2)Now, Consider a resistive load is connected at the transformer seconday

These are not equivalent situations so any differences do not constitute a violation of principle. A resistive load on a transformer will pass the current, appropriate to the applied voltage. Lower secondary volts will give lower current etc.
A motor is not a simple resistor and the current / voltage characteristic will depend on the design of the motor. The motor you refer to would be 'unusual' if it maintains its speed, independent of the supply volts; it would need some speed regulation in its circuit and it would definitely be a non-ohmic load on the transformer. The existence of a transformer in the circuit is not particularly relevant to how it performs - except for the obvious difference in primary (supply) volts and secondary volts.

 

[CWatters]

Here is a general rule that works for the majority of simple transformer circuits...

When analysing voltages start at the power source and work towards the load.
When analysing currents start at the load and work back towards the power source.

Example:

Suppose your power supply is 240V and you motor is 120V. Let's assume the motor is lightly loaded (delivering just 20W) and is 100% efficient. You will need a step down transformer 240V to 120V and we will assume that's also 100% efficient.

Voltages first...

You start with a 240V source and go through a 2:1 step down transformer to produce 120V for the load/motor.

Current...

Start with the load.. The motor is delivering 20W and since it's 100% efficient it draws 20W from the transformer. 20W at 120V means the secondary current is 20W/120V = 0.167A. It's a step down transformer so the primary current is half of the secondary current. This means the primary current is 0.167/2 = 0.084A. This means the current delivered by the 240V source is 0.084A.

Changes..

If you change anything (for example the winding ratio of the transformer or the load on the motor) repeat the process. Work "forwards" to recalculate the voltages and "backwards" to recalculate the currents.

 

[CWatters]

PS: This will work for most loads (eg motors, lamps, heaters, inductive, resistive etc). Where it may not work is when you have current limiting devices in the circuit. For example some sort of current limit in the power supply that reduces the voltage when there is an overload.
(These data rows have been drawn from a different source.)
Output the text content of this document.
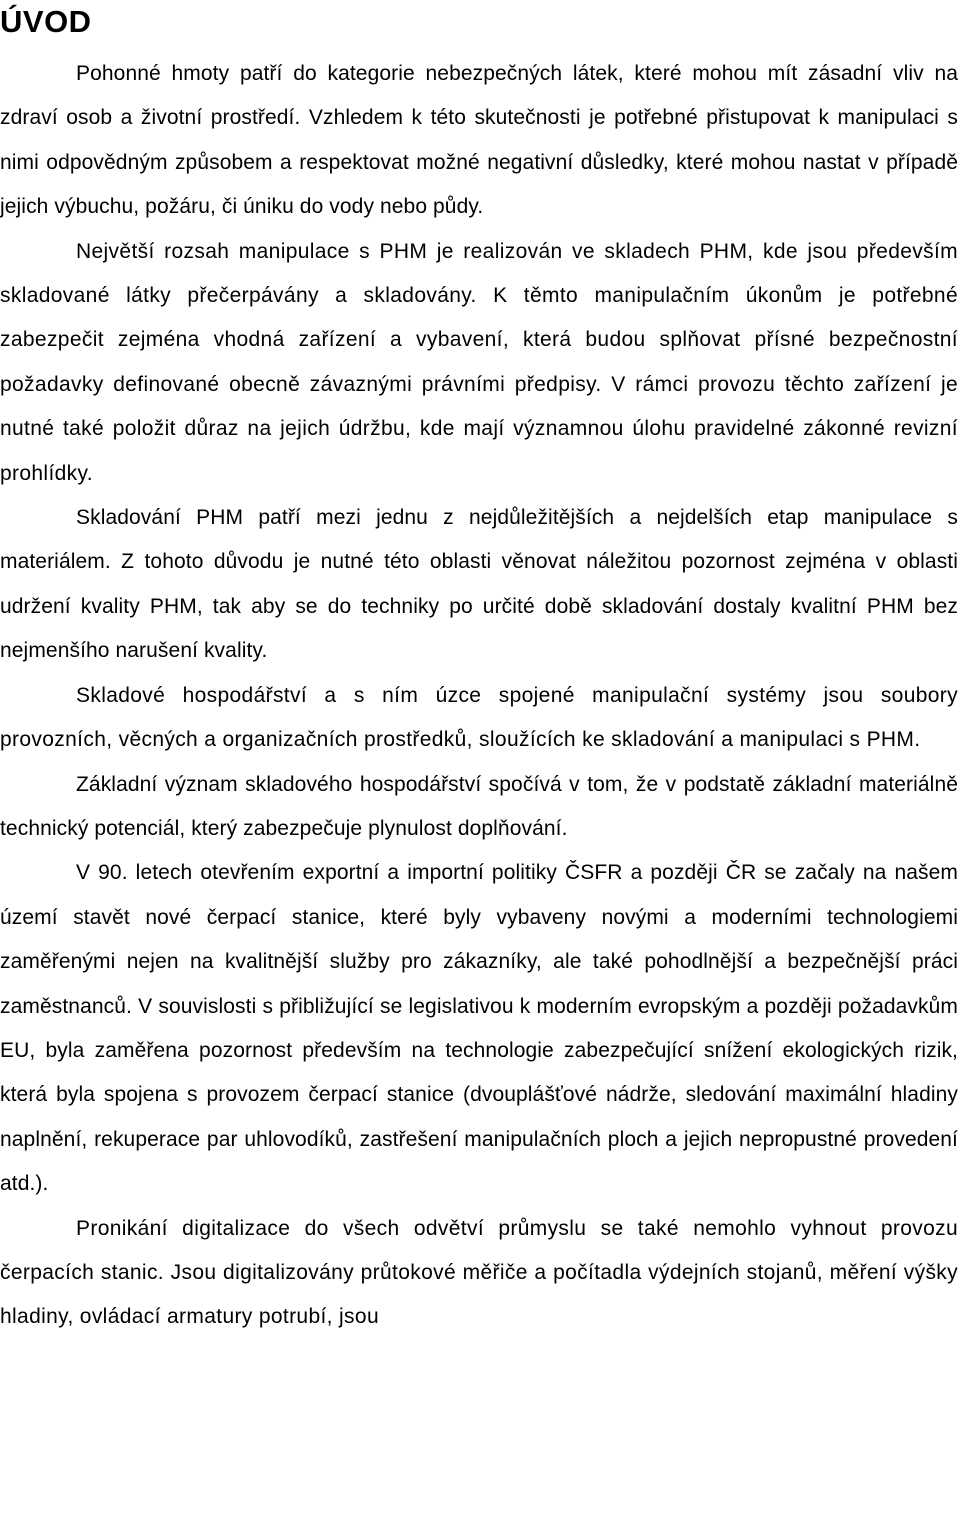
ÚVOD

Pohonné hmoty patří do kategorie nebezpečných látek, které mohou mít zásadní vliv na zdraví osob a životní prostředí. Vzhledem k této skutečnosti je potřebné přistupovat k manipulaci s nimi odpovědným způsobem a respektovat možné negativní důsledky, které mohou nastat v případě jejich výbuchu, požáru, či úniku do vody nebo půdy.

Největší rozsah manipulace s PHM je realizován ve skladech PHM, kde jsou především skladované látky přečerpávány a skladovány. K těmto manipulačním úkonům je potřebné zabezpečit zejména vhodná zařízení a vybavení, která budou splňovat přísné bezpečnostní požadavky definované obecně závaznými právními předpisy. V rámci provozu těchto zařízení je nutné také položit důraz na jejich údržbu, kde mají významnou úlohu pravidelné zákonné revizní prohlídky.

Skladování PHM patří mezi jednu z nejdůležitějších a nejdelších etap manipulace s materiálem. Z tohoto důvodu je nutné této oblasti věnovat náležitou pozornost zejména v oblasti udržení kvality PHM, tak aby se do techniky po určité době skladování dostaly kvalitní PHM bez nejmenšího narušení kvality.

Skladové hospodářství a s ním úzce spojené manipulační systémy jsou soubory provozních, věcných a organizačních prostředků, sloužících ke skladování a manipulaci s PHM.

Základní význam skladového hospodářství spočívá v tom, že v podstatě základní materiálně technický potenciál, který zabezpečuje plynulost doplňování.

V 90. letech otevřením exportní a importní politiky ČSFR a později ČR se začaly na našem území stavět nové čerpací stanice, které byly vybaveny novými a moderními technologiemi zaměřenými nejen na kvalitnější služby pro zákazníky, ale také pohodlnější a bezpečnější práci zaměstnanců. V souvislosti s přibližující se legislativou k moderním evropským a později požadavkům EU, byla zaměřena pozornost především na technologie zabezpečující snížení ekologických rizik, která byla spojena s provozem čerpací stanice (dvouplášťové nádrže, sledování maximální hladiny naplnění, rekuperace par uhlovodíků, zastřešení manipulačních ploch a jejich nepropustné provedení atd.).

Pronikání digitalizace do všech odvětví průmyslu se také nemohlo vyhnout provozu čerpacích stanic. Jsou digitalizovány průtokové měřiče a počítadla výdejních stojanů, měření výšky hladiny, ovládací armatury potrubí, jsou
PPS: In the real world transformers have winding resistance so when you change the load current the voltages can change, but perhaps life's complicated enough already :-)

 

[russ_watters]

The motor you refer to would be 'unusual' if it maintains its speed, independent of the supply volts; it would need some speed regulation in its circuit ...

3-Phase induction motors do indeed behave this way, with or without control. RPM is a function of frequency and Volts and amps vary opposite each other.

This can cause an issue at start-up, when extra torque/power is needed and the amperage spikes, particularly if you don't have something to soften the start. Variable frequency drives, which do control motor speed, make voltage proportional to frequency and hold amperage constant for constant torque.

 

[sophiecentaur]

3-Phase induction motors do indeed behave this way, with or without control. RPM is a function of frequency and Volts and amps vary opposite each other.

Whoops! Of course, you are right. I was only thinking of an AC/CD motor.